Ci si chiede se il riferimento di cui all’art. 112, comma 2, lett. d), CCII ai “creditori titolari di diritti di prelazione” valga anche per i soci che, prima della presentazione della proposta di concordato, abbiano esercitato il recesso dalla società e siano titolari del relativo credito.

Ai sensi dell'art. 112, comma 2, lett. d), CCII, uno dei requisiti affinché il Tribunale omologhi il concordato in continuità aziendale in presenza di una o più classi dissenzienti è l'approvazione della maggioranza delle classi "purché almeno una sia formata da creditori titolari di diritti di prelazione". Rientrano, nella nozione di "creditori" qui impiegata, anche i soci che hanno esercitato il recesso prima della presentazione della proposta di concordato?
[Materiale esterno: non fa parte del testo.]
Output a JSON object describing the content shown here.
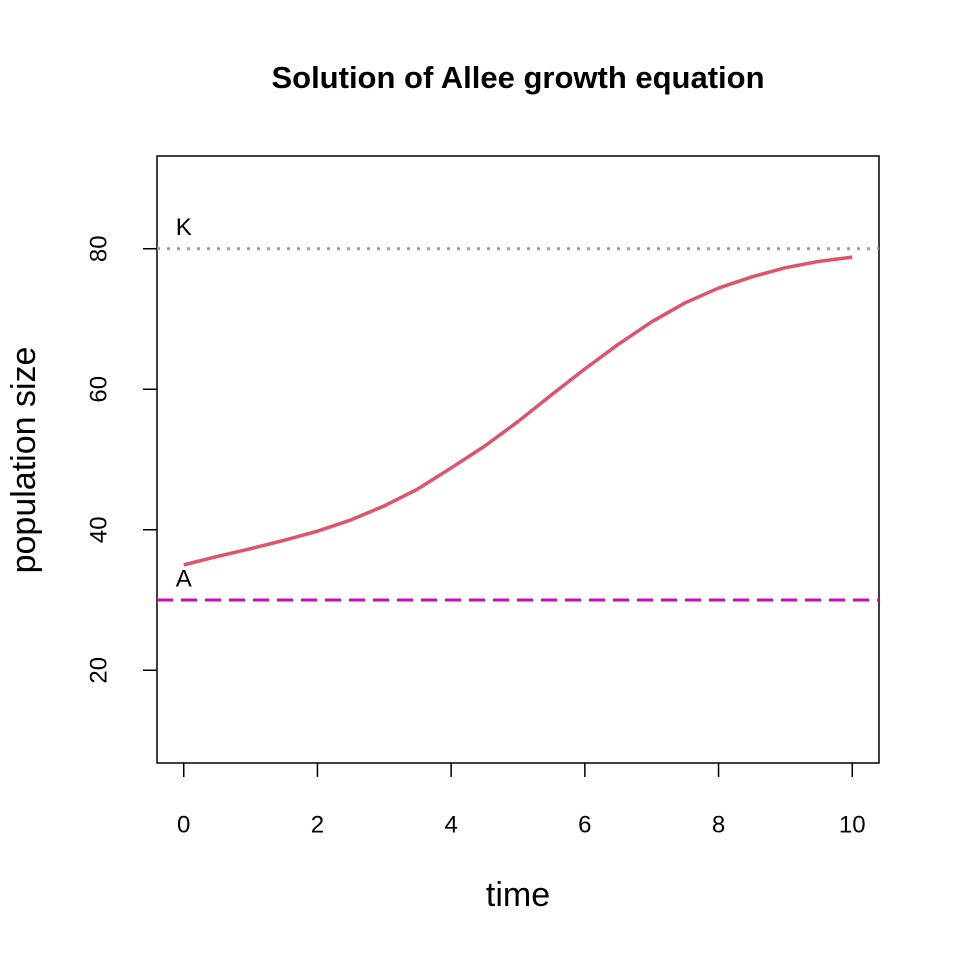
{
  "chart_data": {
    "type": "line",
    "title": "Solution of Allee growth equation",
    "x_label": "time",
    "y_label": "population size",
    "x": [
      0,
      0.5,
      1,
      1.5,
      2,
      2.5,
      3,
      3.5,
      4,
      4.5,
      5,
      5.5,
      6,
      6.5,
      7,
      7.5,
      8,
      8.5,
      9,
      9.5,
      10
    ],
    "series": [
      {
        "color": "#df536b",
        "values": [
          35,
          36.2,
          37.3,
          38.5,
          39.8,
          41.4,
          43.4,
          45.8,
          48.8,
          51.9,
          55.4,
          59.2,
          62.9,
          66.4,
          69.6,
          72.3,
          74.4,
          76.0,
          77.3,
          78.2,
          78.8
        ]
      }
    ],
    "hlines": [
      {
        "label": "K",
        "value": 80,
        "color": "#9e9e9e",
        "dash": "dotted"
      },
      {
        "label": "A",
        "value": 30,
        "color": "#cd0bbc",
        "dash": "dashed"
      }
    ],
    "xlim": [
      -0.4,
      10.4
    ],
    "xticks": [
      0,
      2,
      4,
      6,
      8,
      10
    ],
    "ylim": [
      6.8,
      93.2
    ],
    "yticks": [
      20,
      40,
      60,
      80
    ]
  }
}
L'art. 112 del CCII, riformulato nell'attuale versione dall'art. 24 del d.lgs. n. 83/2022, prevede nel concordato in continuità, sia essa diretta che indiretta, una serie di condizioni che consentono, su richiesta del debitore, l'omologazione anche se una o più classi sono dissenzienti. Se la regola generale nell'omologazione del concordato in continuità è, tra le altre, che tutte le classi abbiano votato a favore della proposta, tale disposizione di carattere derogatorio appare finalizzata ad agevolare l'omologazione qualora si manifestino alcune condizioni previste dalla legge. Tra queste vi è quella indicata nel quesito, ovvero che la classe dissenziente sia formata da creditori titolari di diritti di prelazione.
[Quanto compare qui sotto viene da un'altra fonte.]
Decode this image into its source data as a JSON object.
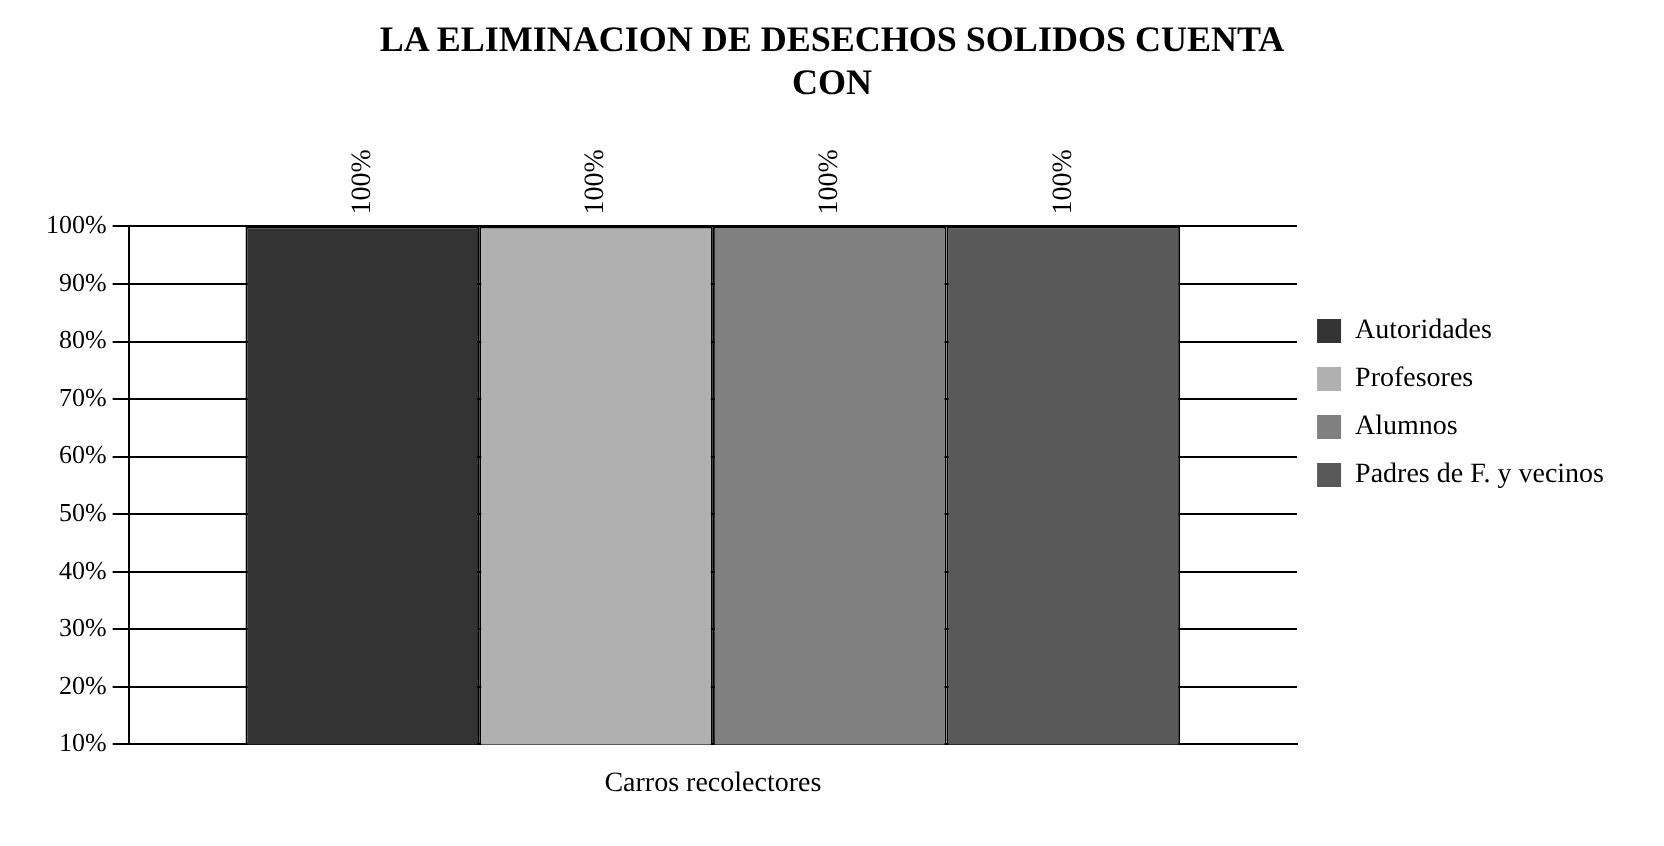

Il primo aspetto da considerare è se i soci che hanno esercitato il recesso possano essere considerati creditori concorsuali. Sul punto si segnala una recente ordinanza della Corte di cassazione (Cass. civ. 6 novembre 2023, n. 30725) che ha rigettato il decreto del giudice delegato che aveva respinto la domanda di ammissione del credito vantato dal socio per la liquidazione della quota sociale a seguito del recesso dalla società. Il giudice aveva ritenuto di qualificare il credito da recesso del socio quale credito postergato in applicazione analogica del disposto dell'art. 2467 c.c., ricorrendo le condizioni ivi richiamate. La Cassazione ha invece ritenuto che, una volta esercitato il recesso, il soggetto perde lo status di socio per effetto di legge e non sono a lui opponibili le successive vicende societarie (nella fattispecie il socio aveva esercitato il recesso sette anni prima del fallimento).
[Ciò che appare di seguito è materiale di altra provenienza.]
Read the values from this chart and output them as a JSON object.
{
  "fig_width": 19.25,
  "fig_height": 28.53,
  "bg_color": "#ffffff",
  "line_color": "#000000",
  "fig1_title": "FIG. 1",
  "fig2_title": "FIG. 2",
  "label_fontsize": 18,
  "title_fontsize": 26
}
Se il socio che ha esercitato il recesso è creditore per la liquidazione della quota sociale, si tratta però di un credito che, a parere dello scrivente, non gode di alcun diritto di prelazione, non essendovi specifiche norme di legge che attribuiscano il privilegio.  Per l'effetto, dunque, il socio recedente non può rientrare nella nozione di “creditori titolari di diritti di prelazione” richiamata dall'art. 112, comma 2, lett. d) del CCII.